William Stanley Stewart
Professor Emeritus
Office: Butte 745
Telephone: (530) 898-5199
Email: wstewart@csuchico.edu
EDUCATION
Ph.D. in Political Science, 1972. The University
of North Carolina at Chapel Hill. Concentrations in Latin America, development
administration, comparative government, and American government.
MA in Latin American Studies, 1967. Indiana
University. History and politics of Latin America.

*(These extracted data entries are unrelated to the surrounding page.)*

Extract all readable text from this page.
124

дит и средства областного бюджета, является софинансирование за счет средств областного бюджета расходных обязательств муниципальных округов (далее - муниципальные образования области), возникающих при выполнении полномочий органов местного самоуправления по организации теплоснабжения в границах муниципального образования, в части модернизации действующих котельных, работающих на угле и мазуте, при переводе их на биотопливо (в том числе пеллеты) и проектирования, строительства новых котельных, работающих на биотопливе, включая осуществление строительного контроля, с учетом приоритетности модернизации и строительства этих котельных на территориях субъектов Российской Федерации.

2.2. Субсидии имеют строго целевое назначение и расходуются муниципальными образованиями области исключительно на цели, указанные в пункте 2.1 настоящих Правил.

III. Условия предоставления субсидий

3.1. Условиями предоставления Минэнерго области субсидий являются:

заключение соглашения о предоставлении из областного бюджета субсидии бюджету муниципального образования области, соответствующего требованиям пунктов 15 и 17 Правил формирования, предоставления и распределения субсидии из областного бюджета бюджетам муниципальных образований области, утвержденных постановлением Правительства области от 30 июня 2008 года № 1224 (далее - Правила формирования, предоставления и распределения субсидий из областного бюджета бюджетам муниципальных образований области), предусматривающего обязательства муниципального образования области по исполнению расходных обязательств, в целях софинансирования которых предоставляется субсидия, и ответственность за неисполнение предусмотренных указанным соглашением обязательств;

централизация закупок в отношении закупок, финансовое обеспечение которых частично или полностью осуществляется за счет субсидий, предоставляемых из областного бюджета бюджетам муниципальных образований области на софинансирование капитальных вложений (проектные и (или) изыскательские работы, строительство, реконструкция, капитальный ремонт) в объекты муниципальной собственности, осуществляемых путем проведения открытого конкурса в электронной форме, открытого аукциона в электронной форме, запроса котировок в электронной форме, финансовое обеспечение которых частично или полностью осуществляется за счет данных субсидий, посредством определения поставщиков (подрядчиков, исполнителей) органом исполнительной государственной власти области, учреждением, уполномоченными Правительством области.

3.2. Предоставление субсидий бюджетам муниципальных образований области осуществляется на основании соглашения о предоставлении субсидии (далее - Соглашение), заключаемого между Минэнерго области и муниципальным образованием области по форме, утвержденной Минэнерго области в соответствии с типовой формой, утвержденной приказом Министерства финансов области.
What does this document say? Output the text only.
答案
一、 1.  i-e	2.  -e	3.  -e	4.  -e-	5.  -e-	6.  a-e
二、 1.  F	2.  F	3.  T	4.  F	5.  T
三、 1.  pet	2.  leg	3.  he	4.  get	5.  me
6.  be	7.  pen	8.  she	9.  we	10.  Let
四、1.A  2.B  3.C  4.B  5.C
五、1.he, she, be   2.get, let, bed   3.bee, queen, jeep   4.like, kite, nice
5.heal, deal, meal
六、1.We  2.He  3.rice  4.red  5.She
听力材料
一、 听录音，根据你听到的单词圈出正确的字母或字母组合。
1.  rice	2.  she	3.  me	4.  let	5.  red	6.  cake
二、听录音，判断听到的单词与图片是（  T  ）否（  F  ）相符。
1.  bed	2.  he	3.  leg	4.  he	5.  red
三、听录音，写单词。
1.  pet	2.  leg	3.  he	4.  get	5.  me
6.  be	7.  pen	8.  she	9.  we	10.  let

BA in Philosophy and English Literature,
1960. Pomona College. cum laude.
PROFESSIONAL EXPERIENCE
Professor of Political Science, California
State University at Chico, 1988- present; Associate Professor, 1986-1988;
Visiting Lecturer, 1975-1986.
Coordinator of Political Science Program,
Fall, 1992- present.
Director of Merida Program, California
State University at Chico, Fall, 1990. Director of Morelia Program, California
State University at Chico, 1978-1980.
Assistant Professor of Political Science,
Emory and Henry College, Emory, Virginia, 1972-1975.
Researcher, Public Administration Unit
of the Organization of American States, Washington, D.C. and Caracas,
Venezuela, 1971.
Investigator and Field Supervisor of Research,
North Carolina Committee on Law and Order, Raleigh, N.C. Jail study and
court study, summers of 1969 and 1970.
Area Development Supervisor, Fauquier
Community Action Committee, Warrenton, Virginia, 1967-1968.
Assistant to Director, Non-Western Studies
Project, Indiana University, 1967
Assistant Master (English and Core Mathematics),
Raglan District High School, Raglan, New Zealand, 1965-1966.
Professor of English as a Second Language,
Universidad de Oriente (Cumand, jusepin, and Ciudad Bolivar), 1963-1964.
(Peace Corps Volunteer.)
PUBLISHED WORKS:
Understanding Politics, Chandler
& Sharp, Novato, CA, 1988.
Change and Bureaucracy. Public Administration
in Venezuela, University of North Carolina Press, 1978.
"Venezuelan Public Administration, 1958-1974"
in Venezuela: the Democratic Experience, John Martz and David Meyers,
eds., Praeger, 1977. This article was revised and up-dated for the 1988
edition of this book.
INTERESTS
Since my time in the Peace Corps in Venezuela
in the early 60s I have been interested in the problems of development
and change, an interest which came to include- the United States while
I was working in the War on Poverty in Virginia in 1967. While the- problems
of imperialism and the struggles against it are crucial to third world
countries the same problems
occur within the imperial nations. The
strategies of exploitation, repression, and resistance are usually much
the same, and the insights gained in one area can be used in the other.
My own work for the past ten years has
been in the conceptualization of a
multi-cultural approach to politics, with
a particular regard for the functions of truth in living and the effects
of these functions upon different cultures. How truths can be changed through
governmental policies as well as changing economic patterns
and rebellion is a focus which ties together
many strands which are usually left separate. Both I and my students have
found it a helpful approach in understanding American society as well as
Latin American.
FOREIGN LANGUAGES
Spanish: Fluent in conversation, reading and writing.